La società veronese ForGreen Spa e Teleambiente, emittente televisiva visibile su canale 78 (Lazio, Umbria), canale 812 (Lombardia) del digitale terrestre, uniscono le forze per promuovere WeForGreen Sharing: una cooperativa con la mission di sviluppare progetti di economia condivisa nel settore delle rinnovabili e della sostenibilità, diffondendo un modello innovativo e strategico di cooperativa energetica tra i cittadini italiani.
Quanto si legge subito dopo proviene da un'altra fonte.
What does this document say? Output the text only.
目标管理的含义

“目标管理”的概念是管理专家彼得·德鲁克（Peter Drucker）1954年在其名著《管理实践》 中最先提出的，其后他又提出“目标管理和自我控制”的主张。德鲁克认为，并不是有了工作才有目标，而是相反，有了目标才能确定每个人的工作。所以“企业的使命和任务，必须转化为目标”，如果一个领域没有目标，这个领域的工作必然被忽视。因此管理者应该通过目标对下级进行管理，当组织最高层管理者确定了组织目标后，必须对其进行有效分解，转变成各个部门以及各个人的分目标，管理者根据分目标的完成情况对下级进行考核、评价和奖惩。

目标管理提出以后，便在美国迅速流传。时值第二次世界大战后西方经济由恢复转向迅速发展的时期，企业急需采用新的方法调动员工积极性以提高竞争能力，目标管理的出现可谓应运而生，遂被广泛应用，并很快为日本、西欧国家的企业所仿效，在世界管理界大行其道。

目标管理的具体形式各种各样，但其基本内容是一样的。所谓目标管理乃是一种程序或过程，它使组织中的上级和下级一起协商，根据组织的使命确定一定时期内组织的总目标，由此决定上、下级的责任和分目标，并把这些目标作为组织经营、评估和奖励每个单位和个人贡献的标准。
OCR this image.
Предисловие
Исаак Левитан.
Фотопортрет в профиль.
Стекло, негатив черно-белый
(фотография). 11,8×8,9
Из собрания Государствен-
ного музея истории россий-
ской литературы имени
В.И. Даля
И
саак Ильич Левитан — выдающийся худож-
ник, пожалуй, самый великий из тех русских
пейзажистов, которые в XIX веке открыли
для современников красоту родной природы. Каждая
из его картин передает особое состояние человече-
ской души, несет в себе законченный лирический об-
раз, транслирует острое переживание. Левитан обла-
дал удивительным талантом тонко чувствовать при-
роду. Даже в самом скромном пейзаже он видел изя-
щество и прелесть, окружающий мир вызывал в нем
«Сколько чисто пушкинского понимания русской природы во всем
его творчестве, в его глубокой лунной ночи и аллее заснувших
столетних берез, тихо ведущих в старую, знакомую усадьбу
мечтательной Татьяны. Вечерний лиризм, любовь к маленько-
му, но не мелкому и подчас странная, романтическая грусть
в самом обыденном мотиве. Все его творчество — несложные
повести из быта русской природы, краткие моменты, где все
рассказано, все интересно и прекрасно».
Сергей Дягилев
Le motivazioni del progetto. Alla presentazione del progetto, Vincenzo Scotti, Amministratore delegato di ForGreen, dichiara “Il modello della cooperativa è pensato come un sistema in cui le persone che vi aderiscono possono promuovere progetti ispirati ad una filosofia di sostenibilità, che spaziano dall’energia rinnovabile, alla mobilità sostenibile, ai gruppi di acquisto. La partnership con TeleAmbiente, consente ai cittadini di diventare soci auto produttori di energia acquistando quote dell’impianto fotovoltaico ‘Fattoria del Sole di Ugento’, oppure soci consumatori scegliendo di ricevere una fornitura di energia rinnovabile e conveniente prodotta grazie agli impianti rinnovabili della cooperativa”. Poi, continua: “Questo progetto si inserisce in un modello più ampio sviluppato da ForGreen di comunità energetiche sostenibili che vuole essere una risposta concreta e innovativa per coinvolgere le persone in un modello di prosumer”.
L’autoproduzione e l’energy sharing. Per chi vorrebbe consumare solo energia rinnovabile è possibile trovare sul mercato diversi operatori che gli possono vendere energia verde applicando delle certificazioni di garanzia di origine. “Abbiamo scelto di supportare la diffusione di un nuovo modello per cambiare l’approccio energetico” spiega Stefano Zago, Direttore responsabile di TeleAmbiente. “Abbiamo individuato in ForGreen e nella cooperativa che ha sviluppato, WeForGreen Sharing, un modello che consente di avere non solo energia verde certificata, ma anche energia verde prodotta attraverso impianti condivisi da cittadini che utilizzano le fonti rinnovabili. Nel 2018 saremo esposti al mercato libero. Quale miglior tutela se non quella di essere soci della stessa cooperativa produttrice di energia?”